More to the point, some of the providers said they cannot pay their workers the higher wages mandated by the law unless the state coughs up some more money.

Attorney Brett Johnson argued to the justices that is exactly the kind of spending increase for which the constitution requires a revenue source.

But the justices, questioning Johnson last week, asked whether these were the kind of direct costs the Arizona Constitution is designed to cover. They clearly concluded they are not.

Johnson also argued there were, in fact, direct costs. He said the Industrial Commission of Arizona, which polices state labor laws, will need to write new rules to deal with the paid leave policy. And that, he said, will require additional staffers.

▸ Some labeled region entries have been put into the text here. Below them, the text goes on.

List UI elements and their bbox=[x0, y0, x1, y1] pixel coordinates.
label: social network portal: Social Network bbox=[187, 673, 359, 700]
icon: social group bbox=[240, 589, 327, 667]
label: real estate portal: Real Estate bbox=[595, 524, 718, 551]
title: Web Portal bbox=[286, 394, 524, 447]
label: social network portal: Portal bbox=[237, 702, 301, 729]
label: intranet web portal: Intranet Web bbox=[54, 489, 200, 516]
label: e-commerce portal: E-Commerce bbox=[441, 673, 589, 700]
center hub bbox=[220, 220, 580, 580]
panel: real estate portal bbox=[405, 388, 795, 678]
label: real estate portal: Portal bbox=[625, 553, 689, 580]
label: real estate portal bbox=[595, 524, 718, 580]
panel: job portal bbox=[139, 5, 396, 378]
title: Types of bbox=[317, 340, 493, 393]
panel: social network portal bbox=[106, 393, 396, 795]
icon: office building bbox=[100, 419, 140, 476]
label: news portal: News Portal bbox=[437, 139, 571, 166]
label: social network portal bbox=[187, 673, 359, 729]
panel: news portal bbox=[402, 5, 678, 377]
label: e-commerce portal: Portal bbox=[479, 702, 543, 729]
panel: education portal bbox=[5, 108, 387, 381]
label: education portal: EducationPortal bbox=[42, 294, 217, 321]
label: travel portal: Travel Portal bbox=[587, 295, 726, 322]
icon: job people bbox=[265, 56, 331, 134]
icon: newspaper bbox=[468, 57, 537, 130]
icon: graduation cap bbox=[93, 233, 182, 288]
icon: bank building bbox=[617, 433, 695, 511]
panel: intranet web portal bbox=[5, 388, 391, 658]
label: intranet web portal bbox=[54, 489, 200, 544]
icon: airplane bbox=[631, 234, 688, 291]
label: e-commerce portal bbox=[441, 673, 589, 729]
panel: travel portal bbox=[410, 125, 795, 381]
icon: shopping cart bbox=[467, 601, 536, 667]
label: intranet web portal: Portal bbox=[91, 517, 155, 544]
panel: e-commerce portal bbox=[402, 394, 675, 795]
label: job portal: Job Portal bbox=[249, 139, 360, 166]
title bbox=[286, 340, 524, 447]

If nothing else, Johnson said, the change in the minimum wage will require the commission to print up new signs that employers have to post for their workers.

That contention drew skepticism from two of the justices. They said there is no evidence that the commission cannot perform those duties within its existing budget. And even if that’s not the case, they said these expenses were so minimal to not be the kind of things the constitutional mandate is designed to cover.

Chamber President Glenn Hamer said in a prepared statement he was disappointed. But he said that, if nothing else, now employers know — and can plan for — their obligations.

Attorney General Mark Brnovich, who defended the initiative against the chamber’s challenge, praisede the decision.

“As attorney general, my job is to uphold the rule of law,” he said in a statement. And he took a slap at the business interests for trying to use constitutional arguments to kill what voters approved in November on a 58-42 margin. “The constitution is designed to protect our rights. It is not a tool to be used to undermine the will of the people.”

Gov. Doug Ducey, who publicly opposed the wage hike, was philosophical of the ruling.

“The Supreme Court has spoken,” he said late Tuesday. “We’re going to follow the law.”

The justices, who heard the arguments just a week earlier, promised a full-blown explanation of their unanimous ruling in the coming weeks. But the fact that they were able to reach consensus so quickly — and wanted to get the word out to workers — indicates they never really had any doubt about the legality of the initiative.